In den veränderten Verhältnissen nach der Wiedervereinigung wurde Müllers guter Ruf im DDR-System aber zur Belastung: Mit dem Fall der Mauer war auch die Zeit für Müller vorbei, sie verlor ihre Arbeit.

„Die Demütigung hat sie nie verwunden“

„Die Demütigung, die ihr durch die damalige Eislauf-Union zugefügt wurde, hat sie nie verwunden“, sagte die zweimalige Olympiasiegerin Witt einst dem Zeit Magazin zur Entscheidung, Müller nach der Wende nicht als Trainerin zu beschäftigen.

„Damals ist zur Wendezeit einfach viel zu viel falsch gelaufen, mit viel zu vielen Menschen, deren Lebensleistungen mit Füßen getreten wurden“, kritisierte Witt den Kurs im deutschen Eiskunstlauf nach 1990: „Mir schien es, als hätte unter den westdeutschen Sportfunktionären eine Mentalität des Abrechnens geherrscht. Die DDR-Sportler waren vor der Wiedervereinigung meistens diejenigen, die gewannen. Jetzt konnten sie ihre Position nutzen, um sich selbst endlich wie ‚Sieger‘ aufzuführen.“

Es war und ist nicht das einzige Mal, dass Witt - die selbst der Vorwurf anhängt, mit dem DDR-System zu unkritisch gewesen zu sein - ihrerseits das westdeutsche Selbstverständnis anprangerte.

Letztes Hurra bei Olympia 1994

Müller akzeptierte die Entscheidung des Systemwechsels, nicht aber ihr persönliches Schicksal.

„Das DDR-System konnte ja nicht übernommen werden. Das ist mir jetzt klar. Aber es hätte trotzdem weitergehen können. Ich war damals eigentlich verzweifelt, dass diese ganze Supernachwuchsarbeit von heute auf morgen nicht mehr existieren konnte“, sagte Müller später der FAZ.

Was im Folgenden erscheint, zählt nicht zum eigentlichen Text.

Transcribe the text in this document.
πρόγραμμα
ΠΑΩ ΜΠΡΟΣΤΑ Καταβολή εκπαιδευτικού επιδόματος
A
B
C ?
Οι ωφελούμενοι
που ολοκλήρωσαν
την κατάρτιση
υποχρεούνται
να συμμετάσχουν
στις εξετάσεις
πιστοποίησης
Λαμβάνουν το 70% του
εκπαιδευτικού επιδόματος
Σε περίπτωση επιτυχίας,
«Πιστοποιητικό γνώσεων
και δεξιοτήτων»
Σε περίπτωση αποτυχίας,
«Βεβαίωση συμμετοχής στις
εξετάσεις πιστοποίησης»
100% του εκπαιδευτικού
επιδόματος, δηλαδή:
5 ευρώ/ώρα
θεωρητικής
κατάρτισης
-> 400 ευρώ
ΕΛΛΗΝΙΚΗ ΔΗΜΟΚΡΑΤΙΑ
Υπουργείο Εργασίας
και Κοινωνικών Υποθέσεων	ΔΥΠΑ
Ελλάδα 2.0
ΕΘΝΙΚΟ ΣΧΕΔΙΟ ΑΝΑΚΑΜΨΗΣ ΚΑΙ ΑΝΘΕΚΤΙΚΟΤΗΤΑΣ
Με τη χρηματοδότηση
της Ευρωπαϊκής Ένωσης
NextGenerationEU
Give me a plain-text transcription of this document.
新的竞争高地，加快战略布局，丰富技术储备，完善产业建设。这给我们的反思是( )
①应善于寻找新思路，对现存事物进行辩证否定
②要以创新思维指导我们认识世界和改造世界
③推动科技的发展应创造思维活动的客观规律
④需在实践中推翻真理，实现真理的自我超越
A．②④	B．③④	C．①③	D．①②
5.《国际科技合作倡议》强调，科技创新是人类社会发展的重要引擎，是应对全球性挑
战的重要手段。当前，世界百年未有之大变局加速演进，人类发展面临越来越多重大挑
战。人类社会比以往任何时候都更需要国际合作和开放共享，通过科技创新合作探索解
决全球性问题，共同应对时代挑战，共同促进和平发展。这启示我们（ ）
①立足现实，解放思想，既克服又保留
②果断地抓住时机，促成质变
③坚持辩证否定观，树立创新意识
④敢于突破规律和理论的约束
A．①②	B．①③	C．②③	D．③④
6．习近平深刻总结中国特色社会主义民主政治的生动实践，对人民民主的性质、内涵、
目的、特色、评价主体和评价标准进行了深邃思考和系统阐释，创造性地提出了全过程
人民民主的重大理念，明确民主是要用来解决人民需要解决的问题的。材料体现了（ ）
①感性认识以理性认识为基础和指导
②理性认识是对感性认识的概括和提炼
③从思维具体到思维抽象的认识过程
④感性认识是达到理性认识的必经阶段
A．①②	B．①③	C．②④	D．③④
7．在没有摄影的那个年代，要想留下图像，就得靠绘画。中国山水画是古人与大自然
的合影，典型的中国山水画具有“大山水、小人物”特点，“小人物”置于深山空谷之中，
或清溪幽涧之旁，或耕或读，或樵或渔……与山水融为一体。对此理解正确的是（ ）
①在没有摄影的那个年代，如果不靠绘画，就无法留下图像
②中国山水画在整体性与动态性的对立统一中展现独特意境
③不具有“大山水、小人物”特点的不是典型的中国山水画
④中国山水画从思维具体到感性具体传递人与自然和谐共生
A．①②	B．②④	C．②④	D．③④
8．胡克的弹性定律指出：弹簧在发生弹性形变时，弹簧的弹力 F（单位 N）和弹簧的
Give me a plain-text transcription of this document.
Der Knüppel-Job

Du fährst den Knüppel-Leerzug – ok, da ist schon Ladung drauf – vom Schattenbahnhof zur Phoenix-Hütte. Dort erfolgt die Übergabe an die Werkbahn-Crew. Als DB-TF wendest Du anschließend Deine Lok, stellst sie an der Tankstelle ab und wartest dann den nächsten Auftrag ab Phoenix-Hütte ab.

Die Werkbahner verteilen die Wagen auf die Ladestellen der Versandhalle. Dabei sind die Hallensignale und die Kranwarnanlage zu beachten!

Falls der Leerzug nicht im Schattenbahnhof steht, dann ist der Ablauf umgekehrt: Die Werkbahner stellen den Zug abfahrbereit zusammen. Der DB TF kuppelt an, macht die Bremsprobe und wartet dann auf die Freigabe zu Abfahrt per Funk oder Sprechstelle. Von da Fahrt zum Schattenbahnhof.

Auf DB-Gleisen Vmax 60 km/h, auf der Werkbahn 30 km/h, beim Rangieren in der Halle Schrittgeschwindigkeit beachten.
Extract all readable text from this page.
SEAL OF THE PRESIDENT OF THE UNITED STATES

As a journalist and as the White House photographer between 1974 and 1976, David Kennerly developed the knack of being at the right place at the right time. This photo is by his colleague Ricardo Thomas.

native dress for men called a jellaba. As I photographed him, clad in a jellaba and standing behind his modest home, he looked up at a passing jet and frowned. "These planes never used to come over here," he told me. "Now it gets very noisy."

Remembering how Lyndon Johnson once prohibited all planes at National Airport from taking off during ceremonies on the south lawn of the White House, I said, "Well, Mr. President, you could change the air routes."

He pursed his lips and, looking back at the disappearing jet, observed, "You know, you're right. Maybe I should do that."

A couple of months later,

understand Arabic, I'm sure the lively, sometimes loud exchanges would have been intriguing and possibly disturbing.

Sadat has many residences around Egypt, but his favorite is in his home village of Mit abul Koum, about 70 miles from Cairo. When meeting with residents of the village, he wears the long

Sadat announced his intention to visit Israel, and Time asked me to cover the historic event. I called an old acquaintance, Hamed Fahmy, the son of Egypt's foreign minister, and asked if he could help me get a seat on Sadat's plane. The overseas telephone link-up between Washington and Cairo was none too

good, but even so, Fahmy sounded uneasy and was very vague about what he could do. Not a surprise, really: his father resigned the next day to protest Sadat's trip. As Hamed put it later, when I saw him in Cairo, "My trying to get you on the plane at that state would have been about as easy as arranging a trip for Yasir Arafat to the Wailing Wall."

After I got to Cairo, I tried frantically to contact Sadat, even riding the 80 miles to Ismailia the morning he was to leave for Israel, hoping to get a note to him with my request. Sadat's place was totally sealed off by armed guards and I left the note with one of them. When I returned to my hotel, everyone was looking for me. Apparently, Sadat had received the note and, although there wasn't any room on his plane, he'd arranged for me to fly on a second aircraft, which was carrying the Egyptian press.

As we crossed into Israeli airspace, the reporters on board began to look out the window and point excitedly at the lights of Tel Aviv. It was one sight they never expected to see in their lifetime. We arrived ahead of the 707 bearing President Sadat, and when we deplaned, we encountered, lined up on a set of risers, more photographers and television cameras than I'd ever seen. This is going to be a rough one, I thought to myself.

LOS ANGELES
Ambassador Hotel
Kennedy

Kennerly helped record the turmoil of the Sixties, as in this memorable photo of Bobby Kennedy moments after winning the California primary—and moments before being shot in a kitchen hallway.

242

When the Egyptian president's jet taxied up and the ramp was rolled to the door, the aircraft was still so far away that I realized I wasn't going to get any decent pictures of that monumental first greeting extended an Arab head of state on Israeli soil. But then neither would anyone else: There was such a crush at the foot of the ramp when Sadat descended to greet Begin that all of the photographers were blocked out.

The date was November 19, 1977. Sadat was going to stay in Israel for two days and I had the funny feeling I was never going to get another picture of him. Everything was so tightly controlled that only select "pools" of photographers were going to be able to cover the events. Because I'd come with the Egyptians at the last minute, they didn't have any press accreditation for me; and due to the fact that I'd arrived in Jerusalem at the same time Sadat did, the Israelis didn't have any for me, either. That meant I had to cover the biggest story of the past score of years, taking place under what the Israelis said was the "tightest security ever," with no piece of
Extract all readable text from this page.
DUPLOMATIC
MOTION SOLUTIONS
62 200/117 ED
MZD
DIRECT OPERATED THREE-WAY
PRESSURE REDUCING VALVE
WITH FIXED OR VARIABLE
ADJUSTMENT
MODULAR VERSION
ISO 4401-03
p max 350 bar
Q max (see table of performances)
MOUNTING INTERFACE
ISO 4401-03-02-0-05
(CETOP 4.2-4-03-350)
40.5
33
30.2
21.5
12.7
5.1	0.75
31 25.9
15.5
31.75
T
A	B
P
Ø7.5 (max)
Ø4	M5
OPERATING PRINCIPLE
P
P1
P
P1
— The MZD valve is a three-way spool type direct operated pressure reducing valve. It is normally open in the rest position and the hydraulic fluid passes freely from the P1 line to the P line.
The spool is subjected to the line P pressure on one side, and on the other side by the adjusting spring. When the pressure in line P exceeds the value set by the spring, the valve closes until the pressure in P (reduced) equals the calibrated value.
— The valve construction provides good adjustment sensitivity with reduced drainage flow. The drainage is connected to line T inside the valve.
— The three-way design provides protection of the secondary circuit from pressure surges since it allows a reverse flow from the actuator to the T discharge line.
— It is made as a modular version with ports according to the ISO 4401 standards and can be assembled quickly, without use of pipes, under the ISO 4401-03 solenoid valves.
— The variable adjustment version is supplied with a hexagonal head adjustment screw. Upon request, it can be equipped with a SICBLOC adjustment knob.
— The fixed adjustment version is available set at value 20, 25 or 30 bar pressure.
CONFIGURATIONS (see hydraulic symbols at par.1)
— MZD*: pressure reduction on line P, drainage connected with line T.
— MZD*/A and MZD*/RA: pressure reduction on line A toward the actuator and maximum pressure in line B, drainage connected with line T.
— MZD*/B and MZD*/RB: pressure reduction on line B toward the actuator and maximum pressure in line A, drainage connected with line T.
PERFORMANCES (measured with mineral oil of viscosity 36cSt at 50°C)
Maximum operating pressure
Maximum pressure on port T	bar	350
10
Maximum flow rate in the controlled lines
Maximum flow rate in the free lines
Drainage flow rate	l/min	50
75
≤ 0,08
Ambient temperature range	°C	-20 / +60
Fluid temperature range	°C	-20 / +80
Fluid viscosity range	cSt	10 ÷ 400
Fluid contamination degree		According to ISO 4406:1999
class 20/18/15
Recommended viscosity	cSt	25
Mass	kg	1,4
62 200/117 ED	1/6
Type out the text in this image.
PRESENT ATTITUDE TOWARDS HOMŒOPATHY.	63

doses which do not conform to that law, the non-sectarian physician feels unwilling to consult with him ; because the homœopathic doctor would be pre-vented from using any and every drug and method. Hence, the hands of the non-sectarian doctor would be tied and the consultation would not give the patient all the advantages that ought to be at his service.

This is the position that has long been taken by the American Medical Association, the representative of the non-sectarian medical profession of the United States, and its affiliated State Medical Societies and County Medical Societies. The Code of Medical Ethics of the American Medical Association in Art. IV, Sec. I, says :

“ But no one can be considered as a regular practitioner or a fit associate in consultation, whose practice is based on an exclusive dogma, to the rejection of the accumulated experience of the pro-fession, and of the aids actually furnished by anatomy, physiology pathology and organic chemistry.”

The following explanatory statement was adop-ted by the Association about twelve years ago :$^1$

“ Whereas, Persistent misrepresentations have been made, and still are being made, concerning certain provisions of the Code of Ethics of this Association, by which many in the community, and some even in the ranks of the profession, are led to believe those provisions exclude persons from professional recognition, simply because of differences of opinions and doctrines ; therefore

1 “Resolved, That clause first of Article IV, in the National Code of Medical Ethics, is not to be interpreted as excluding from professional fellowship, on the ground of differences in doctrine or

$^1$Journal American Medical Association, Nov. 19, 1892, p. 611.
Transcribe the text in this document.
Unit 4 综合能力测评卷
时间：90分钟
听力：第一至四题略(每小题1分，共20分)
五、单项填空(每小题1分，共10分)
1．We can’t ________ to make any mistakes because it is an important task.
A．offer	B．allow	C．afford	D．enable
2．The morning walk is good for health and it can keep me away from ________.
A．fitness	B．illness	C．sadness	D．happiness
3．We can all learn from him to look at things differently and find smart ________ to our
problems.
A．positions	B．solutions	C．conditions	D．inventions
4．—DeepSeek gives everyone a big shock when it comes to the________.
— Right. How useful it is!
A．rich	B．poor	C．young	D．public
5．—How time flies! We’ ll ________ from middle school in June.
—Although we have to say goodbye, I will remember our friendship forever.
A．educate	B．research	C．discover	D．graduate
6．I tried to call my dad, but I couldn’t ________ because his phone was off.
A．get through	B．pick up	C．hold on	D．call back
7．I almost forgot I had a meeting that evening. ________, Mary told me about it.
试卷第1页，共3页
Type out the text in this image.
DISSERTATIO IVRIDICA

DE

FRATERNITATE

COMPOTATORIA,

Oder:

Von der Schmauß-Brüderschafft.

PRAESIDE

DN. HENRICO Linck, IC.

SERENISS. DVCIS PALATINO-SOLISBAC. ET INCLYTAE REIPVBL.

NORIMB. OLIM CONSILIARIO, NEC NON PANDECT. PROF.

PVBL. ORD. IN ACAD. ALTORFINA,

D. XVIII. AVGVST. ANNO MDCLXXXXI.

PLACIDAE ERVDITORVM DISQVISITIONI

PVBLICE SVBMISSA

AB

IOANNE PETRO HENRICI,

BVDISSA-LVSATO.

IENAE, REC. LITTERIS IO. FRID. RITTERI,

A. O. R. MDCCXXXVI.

Witt hievte Müller noch einmal auf die große Bühne. Als Witt 1994 ihr Comeback bei den Olympischen Spielen von Lillehammer gab, stand „Frau Müller“ als Trainerin an der Bande.

„Ich wollte, dass sie den verdienten Respekt noch einmal zu spüren bekommt“, erklärte Witt ihren Schritt, diejenige, die ihr zu Weltruhm aus Kindesbeinen verhalf, noch einmal zu würdigen.

Am 2. November 2023 starb Jutta Müller, die Grande Dame des DDR-Eiskunstlaufs im Alter von 94 Jahren. Noch zu ihrem 90. Geburtstag hatte der mdr eine Sondersendung ausgestrahlt mit dem Titel „Die Eiskönigin aus Chemnitz“.